Doctors tend to get wide berth from courts because they possess a substantial body of knowledge completely foreign to judges. More important, though, medicine, and the licensing of physicians, has always been regulated by the states. It’s one of the few areas left where the federal government has been loath to set national standards. To overcome all these presumptions, Gonzales would have had to show that Congress really, really wanted him to be out there, in Oregon, telling doctors what not to do. Casual legal readers, if they exist, may have been surprised to find an opinion that sidestepped intense moral debates in favor of eyeball-drying administrative law. The CliffsNotes version: “This is one corner you don’t own, Alberto.”

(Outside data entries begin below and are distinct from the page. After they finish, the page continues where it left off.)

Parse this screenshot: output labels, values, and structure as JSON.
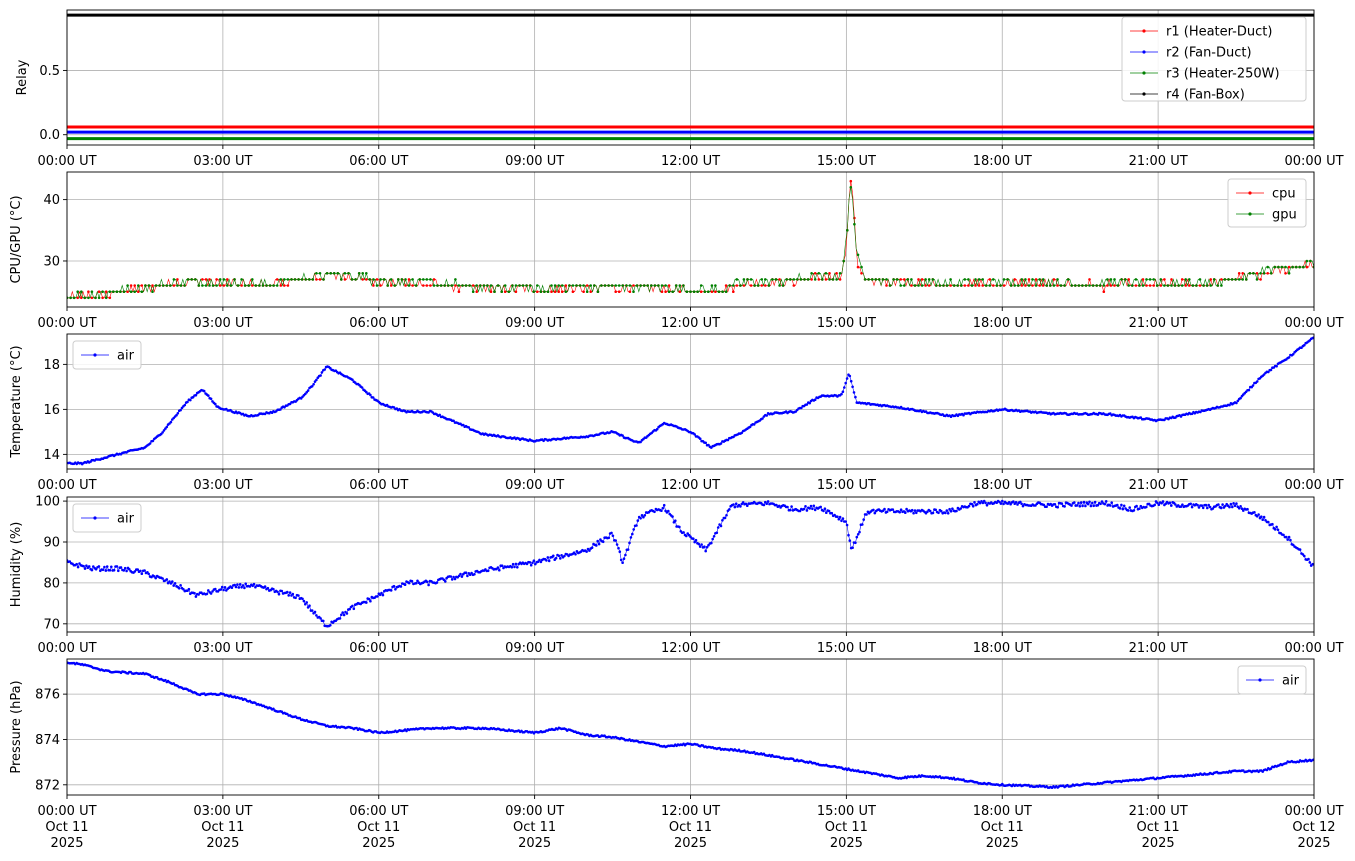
{
  "x_tick_labels": [
    "00:00 UT",
    "03:00 UT",
    "06:00 UT",
    "09:00 UT",
    "12:00 UT",
    "15:00 UT",
    "18:00 UT",
    "21:00 UT",
    "00:00 UT"
  ],
  "x_tick_dates": [
    [
      "Oct 11",
      "2025"
    ],
    [
      "Oct 11",
      "2025"
    ],
    [
      "Oct 11",
      "2025"
    ],
    [
      "Oct 11",
      "2025"
    ],
    [
      "Oct 11",
      "2025"
    ],
    [
      "Oct 11",
      "2025"
    ],
    [
      "Oct 11",
      "2025"
    ],
    [
      "Oct 11",
      "2025"
    ],
    [
      "Oct 12",
      "2025"
    ]
  ],
  "chart_data": [
    {
      "type": "line",
      "ylabel": "Relay",
      "xlim_hours": [
        0,
        24
      ],
      "ylim": [
        -0.08,
        0.97
      ],
      "yticks": [
        0.0,
        0.5
      ],
      "ytick_labels": [
        "0.0",
        "0.5"
      ],
      "grid": true,
      "legend_position": "top-right",
      "series": [
        {
          "name": "r1 (Heater-Duct)",
          "color": "#ff0000",
          "x": [
            0,
            24
          ],
          "y": [
            0.06,
            0.06
          ]
        },
        {
          "name": "r2 (Fan-Duct)",
          "color": "#0000ff",
          "x": [
            0,
            24
          ],
          "y": [
            0.02,
            0.02
          ]
        },
        {
          "name": "r3 (Heater-250W)",
          "color": "#008000",
          "x": [
            0,
            24
          ],
          "y": [
            -0.03,
            -0.03
          ]
        },
        {
          "name": "r4 (Fan-Box)",
          "color": "#000000",
          "x": [
            0,
            24
          ],
          "y": [
            0.93,
            0.93
          ]
        }
      ]
    },
    {
      "type": "scatter",
      "ylabel": "CPU/GPU (°C)",
      "xlim_hours": [
        0,
        24
      ],
      "ylim": [
        22.5,
        44.5
      ],
      "yticks": [
        30,
        40
      ],
      "ytick_labels": [
        "30",
        "40"
      ],
      "grid": true,
      "legend_position": "top-right",
      "series": [
        {
          "name": "cpu",
          "color": "#ff0000",
          "x": [
            0,
            0.5,
            1.0,
            1.5,
            2.0,
            2.5,
            3.0,
            3.5,
            4.0,
            4.5,
            5.0,
            5.5,
            6.0,
            7.0,
            8.0,
            9.0,
            10.0,
            11.0,
            12.0,
            12.5,
            13.0,
            13.5,
            14.0,
            14.5,
            14.9,
            15.0,
            15.05,
            15.1,
            15.2,
            15.4,
            16.0,
            17.0,
            18.0,
            19.0,
            20.0,
            21.0,
            22.0,
            22.5,
            23.0,
            23.5,
            24.0
          ],
          "y": [
            24,
            24.3,
            24.8,
            25.5,
            26.2,
            26.8,
            26.3,
            26.1,
            26.2,
            26.8,
            27.8,
            27.5,
            26.6,
            26.2,
            25.5,
            25.3,
            25.5,
            25.8,
            25.1,
            25.0,
            26.2,
            26.5,
            26.7,
            27.5,
            27.4,
            32,
            39,
            44,
            30,
            27,
            26.4,
            26.1,
            26.3,
            26.2,
            26.0,
            26.1,
            26.3,
            27.0,
            28.0,
            28.8,
            29.3
          ]
        },
        {
          "name": "gpu",
          "color": "#008000",
          "x": [
            0,
            0.5,
            1.0,
            1.5,
            2.0,
            2.5,
            3.0,
            3.5,
            4.0,
            4.5,
            5.0,
            5.5,
            6.0,
            7.0,
            8.0,
            9.0,
            10.0,
            11.0,
            12.0,
            12.5,
            13.0,
            13.5,
            14.0,
            14.5,
            14.9,
            15.0,
            15.05,
            15.1,
            15.2,
            15.4,
            16.0,
            17.0,
            18.0,
            19.0,
            20.0,
            21.0,
            22.0,
            22.5,
            23.0,
            23.5,
            24.0
          ],
          "y": [
            24.2,
            24.5,
            25.0,
            25.7,
            26.4,
            27.0,
            26.5,
            26.3,
            26.4,
            27.0,
            28.0,
            27.6,
            26.8,
            26.4,
            25.7,
            25.5,
            25.7,
            26.0,
            25.3,
            25.2,
            26.4,
            26.7,
            26.9,
            27.7,
            27.6,
            33,
            40,
            43.5,
            30.5,
            27.2,
            26.6,
            26.3,
            26.5,
            26.4,
            26.2,
            26.3,
            26.5,
            27.2,
            28.2,
            29.0,
            29.5
          ]
        }
      ]
    },
    {
      "type": "scatter",
      "ylabel": "Temperature (°C)",
      "xlim_hours": [
        0,
        24
      ],
      "ylim": [
        13.35,
        19.35
      ],
      "yticks": [
        14,
        16,
        18
      ],
      "ytick_labels": [
        "14",
        "16",
        "18"
      ],
      "grid": true,
      "legend_position": "top-left",
      "series": [
        {
          "name": "air",
          "color": "#0000ff",
          "x": [
            0,
            0.3,
            0.8,
            1.5,
            1.8,
            2.3,
            2.6,
            2.9,
            3.5,
            4.0,
            4.5,
            4.7,
            5.0,
            5.5,
            6.0,
            6.5,
            7.0,
            8.0,
            9.0,
            10.0,
            10.5,
            11.0,
            11.5,
            12.0,
            12.4,
            13.0,
            13.5,
            14.0,
            14.5,
            14.9,
            15.05,
            15.2,
            16.0,
            17.0,
            18.0,
            19.0,
            20.0,
            21.0,
            22.0,
            22.5,
            23.0,
            23.5,
            24.0
          ],
          "y": [
            13.6,
            13.6,
            13.9,
            14.3,
            14.9,
            16.3,
            16.9,
            16.1,
            15.7,
            15.9,
            16.5,
            17.0,
            17.9,
            17.3,
            16.3,
            15.9,
            15.9,
            14.9,
            14.6,
            14.8,
            15.0,
            14.5,
            15.4,
            15.0,
            14.3,
            15.0,
            15.8,
            15.9,
            16.6,
            16.6,
            17.6,
            16.3,
            16.1,
            15.7,
            16.0,
            15.8,
            15.8,
            15.5,
            16.0,
            16.3,
            17.5,
            18.3,
            19.2
          ]
        }
      ]
    },
    {
      "type": "scatter",
      "ylabel": "Humidity (%)",
      "xlim_hours": [
        0,
        24
      ],
      "ylim": [
        68,
        101
      ],
      "yticks": [
        70,
        80,
        90,
        100
      ],
      "ytick_labels": [
        "70",
        "80",
        "90",
        "100"
      ],
      "grid": true,
      "legend_position": "top-left",
      "series": [
        {
          "name": "air",
          "color": "#0000ff",
          "x": [
            0,
            0.5,
            1.0,
            1.5,
            2.0,
            2.5,
            3.0,
            3.5,
            4.0,
            4.5,
            4.8,
            5.0,
            5.5,
            6.0,
            6.5,
            7.0,
            8.0,
            9.0,
            10.0,
            10.5,
            10.7,
            11.0,
            11.5,
            11.8,
            12.3,
            12.8,
            13.5,
            14.0,
            14.5,
            15.0,
            15.1,
            15.4,
            16.0,
            17.0,
            17.5,
            18.0,
            19.0,
            20.0,
            20.5,
            21.0,
            22.0,
            22.5,
            23.0,
            23.5,
            24.0
          ],
          "y": [
            85,
            83.5,
            83.5,
            82.5,
            80,
            77,
            78.5,
            79.5,
            78,
            76.5,
            72,
            69.5,
            74,
            77,
            80,
            80,
            83,
            85,
            88,
            92,
            85,
            96,
            98.5,
            93,
            88,
            99,
            99.5,
            98,
            98.5,
            95,
            88,
            97.5,
            97.5,
            97.5,
            99.5,
            99.5,
            99,
            99.5,
            98,
            99.5,
            98.5,
            99,
            96,
            91,
            84
          ]
        }
      ]
    },
    {
      "type": "scatter",
      "ylabel": "Pressure (hPa)",
      "xlim_hours": [
        0,
        24
      ],
      "ylim": [
        871.55,
        877.55
      ],
      "yticks": [
        872,
        874,
        876
      ],
      "ytick_labels": [
        "872",
        "874",
        "876"
      ],
      "grid": true,
      "legend_position": "top-right",
      "series": [
        {
          "name": "air",
          "color": "#0000ff",
          "x": [
            0,
            0.3,
            0.8,
            1.5,
            2.0,
            2.5,
            3.0,
            3.5,
            4.0,
            4.5,
            5.0,
            5.5,
            6.0,
            7.0,
            8.0,
            9.0,
            9.5,
            10.0,
            10.5,
            11.0,
            11.5,
            12.0,
            12.5,
            13.0,
            14.0,
            15.0,
            16.0,
            16.5,
            17.0,
            17.5,
            18.0,
            18.5,
            19.0,
            19.5,
            20.0,
            21.0,
            22.0,
            22.5,
            23.0,
            23.5,
            24.0
          ],
          "y": [
            877.4,
            877.3,
            877.0,
            876.9,
            876.5,
            876.0,
            876.0,
            875.7,
            875.3,
            874.9,
            874.6,
            874.5,
            874.3,
            874.5,
            874.5,
            874.3,
            874.5,
            874.2,
            874.1,
            873.9,
            873.7,
            873.8,
            873.6,
            873.5,
            873.1,
            872.7,
            872.3,
            872.4,
            872.3,
            872.1,
            872.0,
            871.95,
            871.9,
            872.0,
            872.1,
            872.3,
            872.5,
            872.6,
            872.6,
            873.0,
            873.1
          ]
        }
      ]
    }
  ]
}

Gonzales received his second wrist-slap this term in the O Centro Espirita decision, handed down in February. The court held that the government couldn’t prevent the members of a Brazilian religious sect from drinking hallucinogenic tea. Doing so would violate their rights under the Religious Freedom Restoration Act. The opinion is shocking for two reasons: First, it’s unanimous; and second, it gives quasi-constitutional status to the RFRA. This endlessly fascinating law allows individuals to block the enforcement of other, less fascinating laws, if those laws burden their religious practices.
In the O Centro case, the question was whether, under RFRA, the government really needed to prove that it had a “compelling interest” in enforcing the drug laws against this particular religious sect. The law explicitly states this is what the government has to prove, and the feds were trying to wriggle out on a procedural distinction. No wonder the case was unanimous, with that argument. Congress makes the rules, Chief Justice John Roberts said, you gotta play by them. Jesus of the Amazon: 1, Alberto Gonzales: 0.
It would be wrong to extrapolate some grand unifying theory of executive power from a completely unrelated set of cases, argued before a court undergoing personnel changes. The Guantanamo detainees are no more likely to have a good day in court because Gonzales lost out to a bunch of nonviolent drug users.
But what we do see in these cases is that where the executive branch uses a far-reaching federal law solely to try to get at special types of communities, the executive branch may lose. The court can safely go toe-to-toe with our nation’s drug-enforcement kingpins, without prompting a right-wing backlash, because these decisions are based on traditionally conservative values: states rights, decentralized government, and the superiority of God’s law over man’s law. The interesting question, in the upcoming war on terror cases, will be whether Guantanamo detainees or the victims of warrantless wiretapping will emerge as sympathetic groups as well.
Moreover, the court’s opinions in these cases won’t get attacked for letting criminals run free in the streets. These cases only vindicate the causes of discrete groups of people who aren’t likely to abuse their privileges. Doctors regulate themselves, and religious sects tend to be known quantities, until they start amassing Kool-Aid or guns. Californians looking for an excuse to blaze up, on the other hand, need to wait until the next election cycle.